Yazmak demişti,

Şiirleri ayaklarından tutup

Evlerin bacalarına asılmış şehirlerin içinde.

Sevmek demişti,

Bir kuşu en çok sevdiğini söyleyenlerin

Onu en önce öldürenlerin olduğu yerde.

Bir gülü kokluyordu,

Basarken üzerine.


Rüzgarlı şiirlerinde

Kuşların savruluşuna üzülürken,

Yolda yürüdüğünde

Yağmur birikintisinden su içen kuşlara

Küfrederdi.

Evim derken bana,

Her karlı havada bir başkasıydı gittiği.


Oracıkta bitti sevgi sayın seyirciler.

Hisler bitti.

Bahaneler başladı

Başrol oyuncunuzun yürekteki tüm perdeleri kapandı.
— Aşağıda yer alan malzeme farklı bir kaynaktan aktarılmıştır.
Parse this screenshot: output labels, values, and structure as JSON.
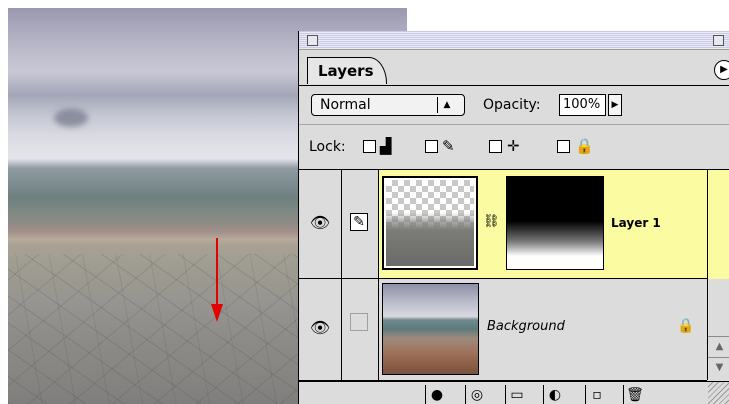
{
  "palette": {
    "tab_label": "Layers",
    "menu_icon": "palette-menu-arrow-icon",
    "blend_mode": {
      "selected": "Normal"
    },
    "opacity": {
      "label": "Opacity:",
      "value": "100%"
    },
    "lock": {
      "label": "Lock:"
    },
    "layers": [
      {
        "name": "Layer 1",
        "visible": true,
        "has_mask": true,
        "active": true
      },
      {
        "name": "Background",
        "visible": true,
        "locked": true,
        "active": false
      }
    ],
    "bottom_tools": [
      "layer-style-icon",
      "add-mask-icon",
      "new-set-icon",
      "adjustment-layer-icon",
      "new-layer-icon",
      "trash-icon"
    ]
  },
  "colors": {
    "active_layer_highlight": "#fbfba2",
    "arrow": "#e60000",
    "panel_bg": "#dcdcdc"
  }
}
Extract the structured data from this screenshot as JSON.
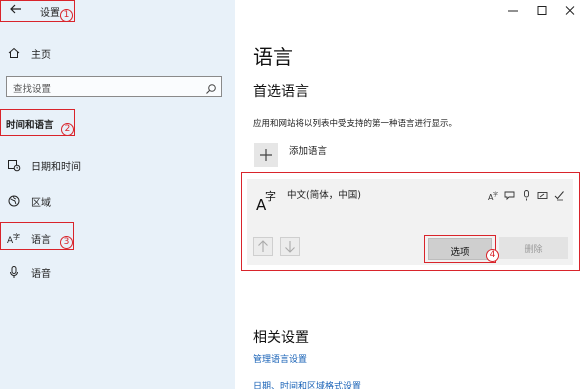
{
  "sidebar": {
    "back_icon": "back-arrow-icon",
    "title": "设置",
    "home": {
      "label": "主页",
      "icon": "home-icon"
    },
    "search": {
      "placeholder": "查找设置",
      "icon": "search-icon"
    },
    "section_title": "时间和语言",
    "items": [
      {
        "label": "日期和时间",
        "icon": "calendar-clock-icon"
      },
      {
        "label": "区域",
        "icon": "globe-icon"
      },
      {
        "label": "语言",
        "icon": "language-icon",
        "selected": true
      },
      {
        "label": "语音",
        "icon": "microphone-icon"
      }
    ]
  },
  "window_controls": {
    "minimize": "minimize-icon",
    "maximize": "maximize-icon",
    "close": "close-icon"
  },
  "main": {
    "title": "语言",
    "preferred_heading": "首选语言",
    "preferred_desc": "应用和网站将以列表中受支持的第一种语言进行显示。",
    "add_language_label": "添加语言",
    "language": {
      "name": "中文(简体，中国)",
      "glyph": "A字",
      "feature_icons": [
        "display-language-icon",
        "speech-icon",
        "microphone-icon",
        "handwriting-icon",
        "spellcheck-icon"
      ]
    },
    "options_label": "选项",
    "remove_label": "删除",
    "related_heading": "相关设置",
    "link_manage": "管理语言设置",
    "link_datetime": "日期、时间和区域格式设置"
  },
  "annotations": {
    "n1": "1",
    "n2": "2",
    "n3": "3",
    "n4": "4"
  },
  "colors": {
    "sidebar_bg": "#e8f1f9",
    "annotation": "#d9242b",
    "link": "#1660b6"
  }
}
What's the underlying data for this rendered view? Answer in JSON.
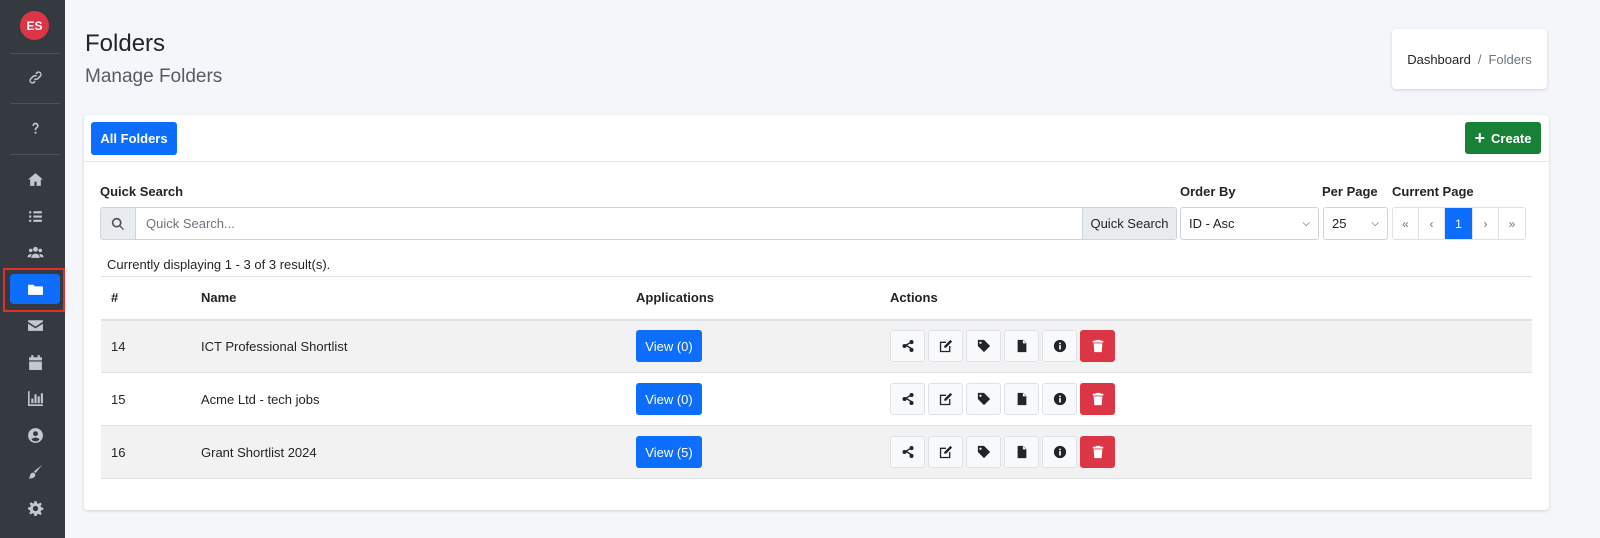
{
  "sidebar": {
    "avatar": "ES",
    "items": [
      {
        "icon": "link-icon"
      },
      {
        "icon": "question-icon"
      },
      {
        "icon": "home-icon"
      },
      {
        "icon": "list-icon"
      },
      {
        "icon": "users-icon"
      },
      {
        "icon": "folder-icon",
        "active": true
      },
      {
        "icon": "envelope-icon"
      },
      {
        "icon": "calendar-icon"
      },
      {
        "icon": "chart-icon"
      },
      {
        "icon": "user-circle-icon"
      },
      {
        "icon": "paint-brush-icon"
      },
      {
        "icon": "gear-icon"
      }
    ]
  },
  "header": {
    "title": "Folders",
    "subtitle": "Manage Folders"
  },
  "breadcrumb": {
    "home": "Dashboard",
    "separator": "/",
    "current": "Folders"
  },
  "toolbar": {
    "all_folders": "All Folders",
    "create": "Create",
    "create_icon": "+"
  },
  "filters": {
    "quick_search_label": "Quick Search",
    "search_placeholder": "Quick Search...",
    "search_button": "Quick Search",
    "order_by_label": "Order By",
    "order_by_value": "ID - Asc",
    "per_page_label": "Per Page",
    "per_page_value": "25",
    "current_page_label": "Current Page",
    "pager": {
      "first": "«",
      "prev": "‹",
      "current": "1",
      "next": "›",
      "last": "»"
    }
  },
  "results_text": "Currently displaying 1 - 3 of 3 result(s).",
  "table": {
    "columns": [
      "#",
      "Name",
      "Applications",
      "Actions"
    ],
    "rows": [
      {
        "id": "14",
        "name": "ICT Professional Shortlist",
        "applications": "View (0)"
      },
      {
        "id": "15",
        "name": "Acme Ltd - tech jobs",
        "applications": "View (0)"
      },
      {
        "id": "16",
        "name": "Grant Shortlist 2024",
        "applications": "View (5)"
      }
    ],
    "action_icons": [
      "share-icon",
      "edit-icon",
      "tag-icon",
      "file-icon",
      "info-icon",
      "trash-icon"
    ]
  },
  "colors": {
    "sidebar_bg": "#343a40",
    "primary": "#0d6efd",
    "success": "#198038",
    "danger": "#dc3545"
  }
}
Tutmadı yaptıkları söyledikleriyle

Ben kıyıda saklanan bir figüran,

Ben ışığında bile gölgem yük yapmasın diye

Karanlık korkusuna rağmen

Karanlığa kaçan,

Ben başrol oyuncunuz zarar görmesin diye

Yürüdüğü yollardaki taşları toplayan bir görünmez idim.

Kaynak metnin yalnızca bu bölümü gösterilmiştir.